Myanmar’s increasingly desperate junta arrested two youths and an English teacher in Mandalay for talking about Thursday’s silent strike on Facebook and sealed off more than 90 jade shops in the city for participating in it.
The peaceful strike was held to mark the third anniversary of the military coup.
It left public places and streets in cities across the nation, including Mandalay and Yangon, largely deserted, further embarrassing a regime that has lost large swathes of the country to resistance forces over the past few months.
It was the fifth silent strike since the coup on Feb. 1, 2021.
Junta-backed Telegram Channel Kyaw Swar said on Friday that over 90 shops in the jade market of Mandalay, the country’s second-largest city, were sealed off by regime forces for six months because their owners participated in the silent strike by shutting them.
The owners of the jade shops have been accused of supporting “terrorism.” A video clip circulating on social media shows the busiest jade market in Mandalay almost deserted during Thursday’s strike.
Another pro-junta Telegram news channel, People Media, reported that two youths and an English teacher were arrested by the junta in Mandalay for posts made about the strike on Facebook.
U Kyaw Soe Oo, a teacher at Wisdom Tree English Language Center, was arrested for a Facebook post urging people to remain in their homes after 10 a.m. on Thursday.
A young man who goes by the name “Kyaw Saw Lin” on Facebook was arrested after he shared a post showing photos of deserted streets in Mandalay during the silent strike.
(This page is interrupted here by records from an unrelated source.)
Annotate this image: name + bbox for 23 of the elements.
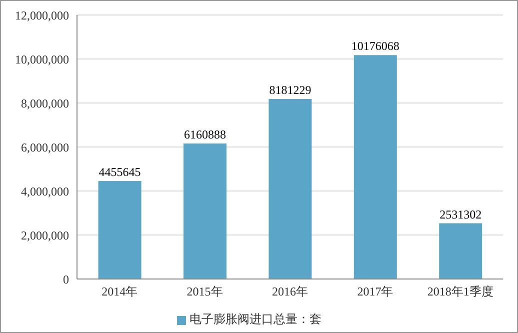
y-tick-label: 12,000,000 <box>15 8 69 22</box>
y-tick-label: 0 <box>63 272 69 286</box>
y-tick-label: 10,000,000 <box>15 52 69 66</box>
legend-label: 电子膨胀阀进口总量：套 <box>190 312 322 326</box>
x-tick-label: 2014年 <box>102 284 138 299</box>
bar <box>439 223 482 279</box>
x-tick-label: 2015年 <box>186 284 223 299</box>
y-tick-label: 4,000,000 <box>21 184 69 198</box>
data-label: 10176068 <box>351 39 400 54</box>
data-label: 6160888 <box>184 127 226 142</box>
data-label: 2531302 <box>440 207 482 222</box>
bar <box>354 55 397 279</box>
y-tick-label: 2,000,000 <box>21 228 69 242</box>
data-label: 4455645 <box>98 164 141 179</box>
y-tick-label: 8,000,000 <box>21 96 69 110</box>
x-tick-label: 2017年 <box>357 284 394 299</box>
bar <box>268 99 312 279</box>
data-label: 8181229 <box>269 83 312 98</box>
x-tick-label: 2018年1季度 <box>427 284 494 299</box>
x-tick-label: 2016年 <box>272 284 308 299</box>
y-tick-label: 6,000,000 <box>21 140 69 154</box>
bar <box>184 143 226 279</box>
bar <box>98 180 142 279</box>
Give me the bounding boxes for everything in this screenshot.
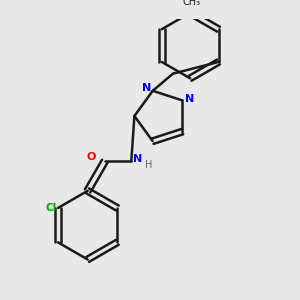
- Text: N: N: [142, 83, 151, 93]
- Text: N: N: [185, 94, 195, 104]
- Text: Cl: Cl: [45, 203, 56, 213]
- Text: CH₃: CH₃: [183, 0, 201, 7]
- Text: N: N: [133, 154, 142, 164]
- Text: H: H: [145, 160, 153, 170]
- Text: O: O: [86, 152, 95, 161]
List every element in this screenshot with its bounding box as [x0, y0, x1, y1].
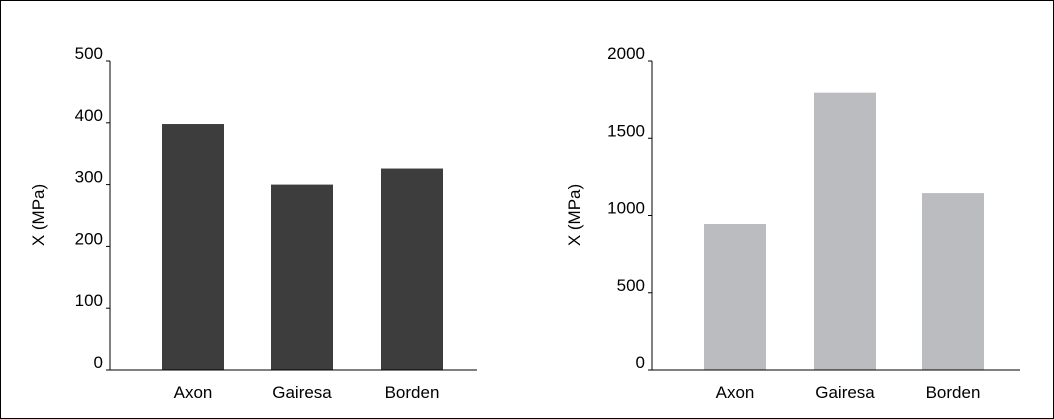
y-tick-label: 500: [617, 276, 645, 295]
bar-gairesa: [814, 92, 876, 371]
y-tick-label: 0: [94, 353, 103, 372]
y-tick-label: 200: [75, 229, 103, 248]
bar-gairesa: [271, 184, 333, 370]
y-tick-label: 100: [75, 291, 103, 310]
y-tick-label: 1000: [607, 199, 645, 218]
x-tick-label: Borden: [926, 383, 981, 402]
y-tick-label: 300: [75, 168, 103, 187]
x-tick-label: Gairesa: [815, 383, 875, 402]
y-tick-label: 2000: [607, 44, 645, 63]
bar-borden: [381, 168, 443, 370]
chart-right: 0 500 1000 1500 2000 Axon Gairesa Borden X (MPa): [565, 44, 1020, 402]
x-tick-label: Axon: [716, 383, 755, 402]
x-tick-label: Borden: [385, 383, 440, 402]
y-tick-label: 500: [75, 44, 103, 63]
y-axis-label: X (MPa): [565, 184, 584, 246]
y-tick-label: 400: [75, 106, 103, 125]
y-axis-label: X (MPa): [29, 184, 48, 246]
bar-borden: [922, 193, 984, 370]
bar-axon: [704, 223, 766, 370]
y-tick-label: 1500: [607, 121, 645, 140]
y-tick-label: 0: [636, 353, 645, 372]
x-tick-label: Gairesa: [272, 383, 332, 402]
bar-axon: [162, 124, 224, 370]
x-tick-label: Axon: [174, 383, 213, 402]
chart-left: 0 100 200 300 400 500 Axon Gairesa Borden X (MPa): [29, 44, 477, 402]
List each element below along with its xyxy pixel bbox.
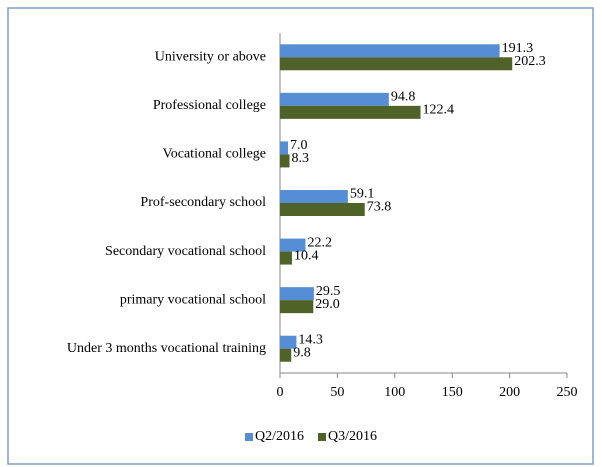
x-tick-label: 50	[330, 385, 344, 400]
y-tick-label: Prof-secondary school	[140, 195, 266, 210]
x-tick-label: 100	[384, 385, 405, 400]
bar	[280, 92, 389, 106]
value-label: 29.5	[316, 284, 341, 299]
value-label: 14.3	[298, 332, 323, 347]
value-label: 22.2	[307, 235, 332, 250]
value-label: 9.8	[293, 345, 311, 360]
value-label: 202.3	[514, 54, 546, 69]
bar	[280, 141, 289, 155]
value-label: 73.8	[367, 200, 392, 215]
frame	[7, 7, 594, 465]
legend-label: Q3/2016	[328, 429, 377, 444]
bar	[280, 44, 500, 58]
value-label: 122.4	[423, 103, 455, 118]
value-label: 10.4	[294, 248, 319, 263]
x-tick-label: 150	[442, 385, 463, 400]
bar	[280, 238, 306, 252]
value-label: 94.8	[391, 90, 416, 105]
y-tick-label: Secondary vocational school	[105, 244, 266, 259]
legend-swatch	[318, 433, 326, 441]
bar	[280, 251, 292, 265]
legend-label: Q2/2016	[255, 429, 304, 444]
bar	[280, 190, 348, 203]
x-tick-label: 200	[499, 385, 520, 400]
y-tick-label: primary vocational school	[120, 292, 266, 307]
value-label: 8.3	[292, 151, 310, 166]
y-tick-label: Professional college	[153, 98, 266, 113]
value-label: 191.3	[502, 41, 534, 56]
y-tick-label: Under 3 months vocational training	[67, 341, 266, 356]
y-tick-label: Vocational college	[162, 147, 266, 162]
y-tick-label: University or above	[155, 50, 266, 65]
bar	[280, 57, 513, 71]
legend-swatch	[245, 433, 253, 441]
value-label: 7.0	[290, 138, 308, 153]
bar	[280, 203, 365, 216]
bar	[280, 348, 292, 362]
bar	[280, 335, 297, 349]
value-label: 59.1	[350, 187, 375, 202]
bar	[280, 154, 290, 168]
x-tick-label: 250	[557, 385, 578, 400]
x-tick-label: 0	[277, 385, 284, 400]
bar	[280, 105, 421, 119]
value-label: 29.0	[315, 297, 340, 312]
bar	[280, 287, 314, 301]
bar	[280, 300, 314, 314]
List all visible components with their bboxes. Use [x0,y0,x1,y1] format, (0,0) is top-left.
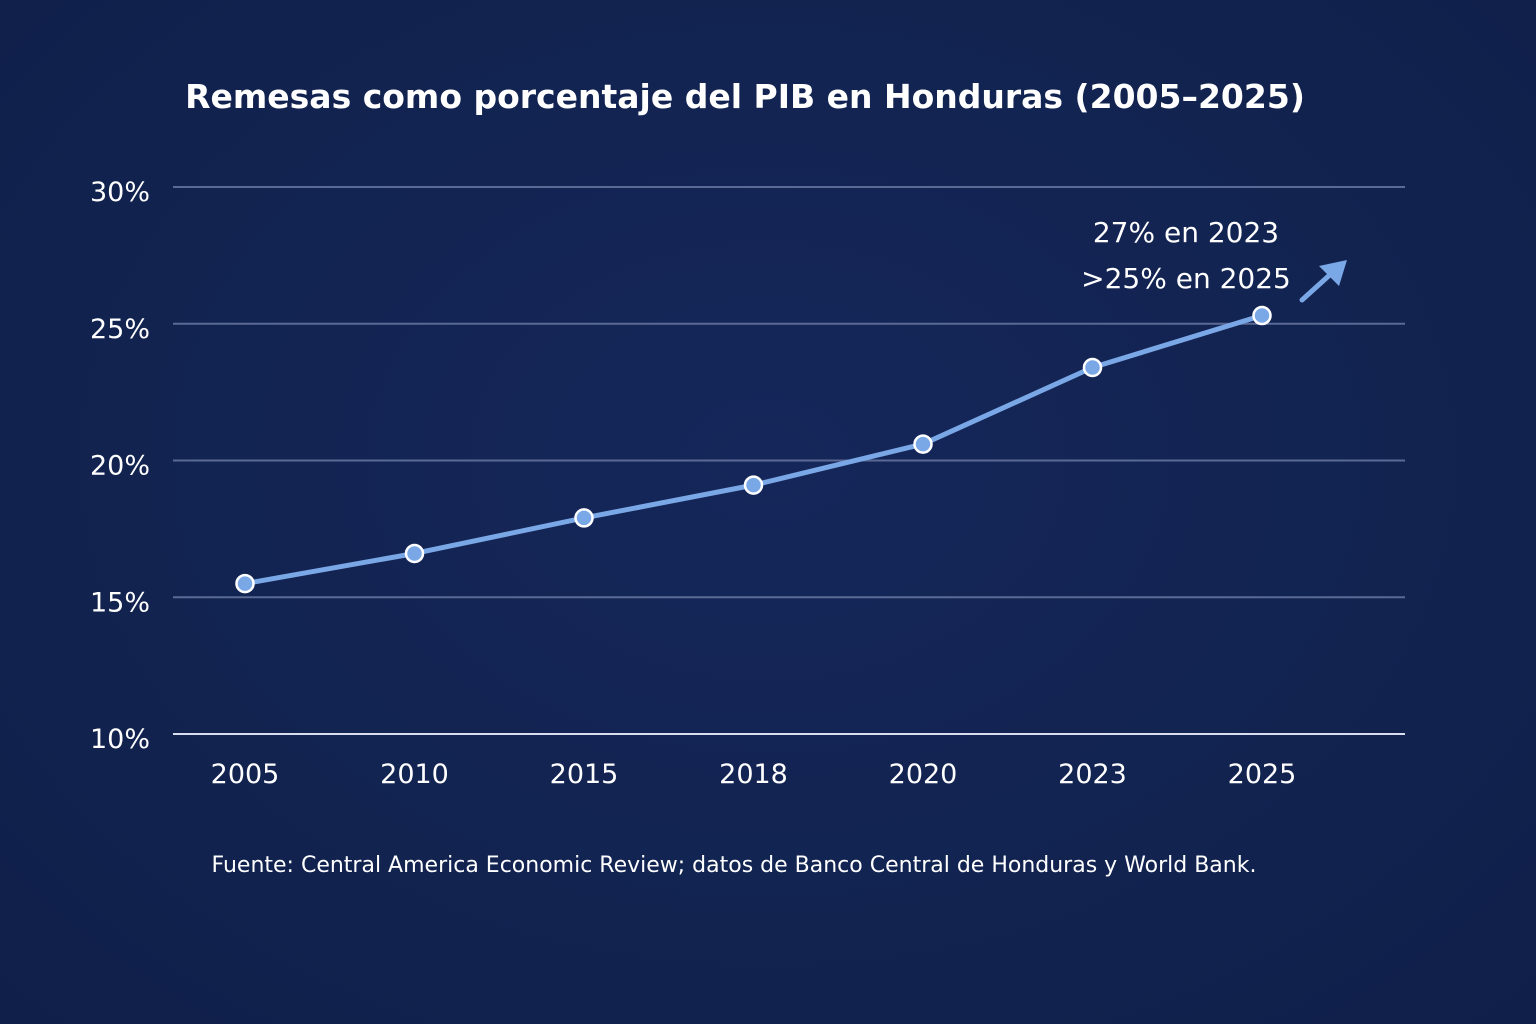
y-tick-label: 15% [90,587,150,618]
data-point [1082,357,1103,378]
x-axis-tick-labels: 2005 2010 2015 2018 2020 2023 2025 [211,759,1297,790]
annotation-line-1: 27% en 2023 [1093,216,1279,249]
x-tick-label: 2020 [889,759,958,790]
data-point [404,543,425,564]
data-point [574,508,594,528]
x-tick-label: 2018 [719,759,788,790]
grid-lines [173,186,1405,599]
series [235,305,1272,594]
y-tick-label: 20% [90,451,150,482]
x-tick-label: 2005 [211,759,280,790]
data-point [235,573,255,594]
y-axis-tick-labels: 30% 25% 20% 15% 10% [90,177,150,755]
x-tick-label: 2015 [550,759,619,790]
annotation-arrow-shaft [1299,269,1336,303]
x-tick-label: 2010 [380,759,449,790]
source-note: Fuente: Central America Economic Review;… [212,853,1257,878]
annotation: 27% en 2023 >25% en 2025 [1081,216,1347,303]
annotation-line-2: >25% en 2025 [1081,262,1291,295]
x-tick-label: 2025 [1228,759,1297,790]
data-point [913,434,933,454]
series-line [242,313,1265,587]
data-point [1252,305,1272,326]
y-tick-label: 30% [90,177,150,208]
x-tick-label: 2023 [1058,759,1127,790]
annotation-arrow-icon [1319,260,1347,286]
data-point [743,475,764,495]
chart-title: Remesas como porcentaje del PIB en Hondu… [185,77,1305,116]
y-tick-label: 25% [90,314,150,345]
y-tick-label: 10% [90,724,150,755]
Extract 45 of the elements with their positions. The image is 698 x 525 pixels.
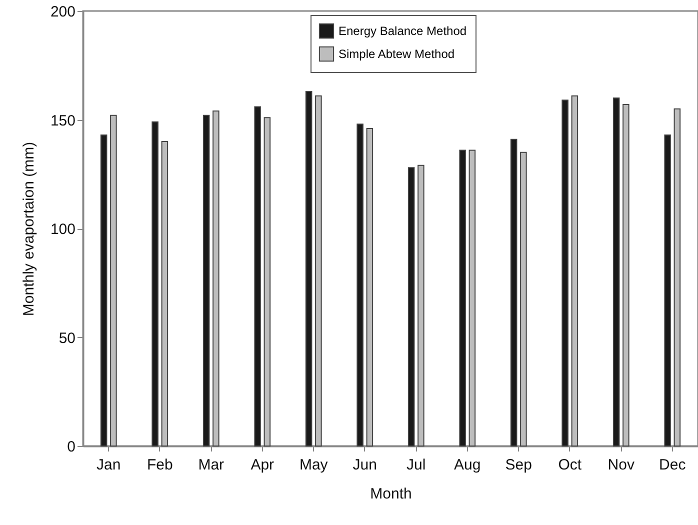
- bar: [562, 100, 568, 446]
- legend-label: Simple Abtew Method: [338, 47, 455, 61]
- x-tick-label: May: [299, 456, 328, 474]
- x-tick-label: Feb: [146, 456, 173, 474]
- x-tick-label: Jun: [352, 456, 377, 474]
- bar: [161, 141, 168, 446]
- bar: [110, 114, 117, 446]
- bar: [408, 167, 415, 446]
- x-tick-label: Jul: [406, 456, 426, 474]
- bar: [664, 134, 671, 446]
- bar: [612, 98, 620, 446]
- bar: [510, 138, 518, 446]
- x-tick-label: Nov: [608, 456, 635, 474]
- x-axis-title: Month: [370, 486, 412, 502]
- y-axis-title: Monthly evaportaion (mm): [20, 142, 38, 316]
- x-tick-label: Mar: [198, 456, 224, 474]
- bar: [520, 152, 527, 446]
- bar: [459, 150, 466, 446]
- x-tick-label: Apr: [250, 456, 274, 474]
- bar: [571, 95, 578, 446]
- bar: [674, 108, 681, 446]
- y-tick-label: 150: [50, 112, 76, 130]
- bar: [264, 117, 271, 446]
- legend-label: Energy Balance Method: [338, 24, 467, 38]
- x-tick-label: Jan: [96, 456, 121, 474]
- x-tick-label: Aug: [454, 456, 481, 474]
- bar: [202, 114, 210, 446]
- y-tick-label: 100: [50, 221, 76, 238]
- x-tick-label: Oct: [558, 456, 582, 474]
- y-tick-label: 50: [58, 330, 76, 347]
- x-tick-label: Dec: [659, 456, 686, 474]
- bar: [254, 106, 261, 446]
- bar: [305, 90, 312, 446]
- x-tick-label: Sep: [505, 456, 532, 474]
- bar: [366, 128, 374, 446]
- bar: [212, 110, 220, 446]
- bar: [100, 134, 108, 446]
- bar: [418, 164, 424, 446]
- bar: [622, 104, 630, 446]
- y-tick-label: 200: [50, 4, 76, 20]
- y-tick-label: 0: [67, 438, 76, 456]
- bar: [356, 124, 364, 446]
- bar: [315, 95, 322, 446]
- bar: [468, 150, 476, 446]
- bar: [152, 121, 158, 446]
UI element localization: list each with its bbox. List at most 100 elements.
A teenage girl was arrested for uploading portraits of herself wearing a white blouse to show she had participated in the white campaign, which was also held on Thursday. She also posted a photo of herself making an anti-regime hand gesture.
Photos of the three detainees were released by the junta and published by pro-junta media.
Pro-regime cheerleader Kyaw Soe Oo of People Media said many people were arrested in Yangon for participating in the silent strike.
Anti-regime campaigners called on the public to join the strike by staying inside their homes between 10 a.m. and 4 p.m. People in cities across the country heeded the call.
On Wednesday, regime officials threatened owners of shops and market stalls that their businesses would be seized if they did not remain open during Thursday’s silent strike.
The junta also organized a pro-military rally in the center of Yangon in an attempt to give the impression that the country’s commercial hub was busy during the silent strike. The rally drew a few hundred people, including nationalist monks, in the city of more than 5 million.
It was led by notorious ultranationalists like military cheerleader Win Ko Ko Lat and U Hla Swe, a former lieutenant colonel and a senior member of the military-backed Union Solidarity and Development Party.
Pro-junta Telegram channels publicized the names of shops that were closed during the strike and urged that their owners be punished. They also called for the junta to punish private school that closed on Thursday as well as students who were absent from class.
Previously, the junta has taken harsh action against people who joined silent strikes and other anti-regime campaigns.
Photographer Ko Soe Naing died in the junta’s custody after he was detained while taking pictures of a deserted Yangon during a silent strike marking International Human Rights Day in December 2021.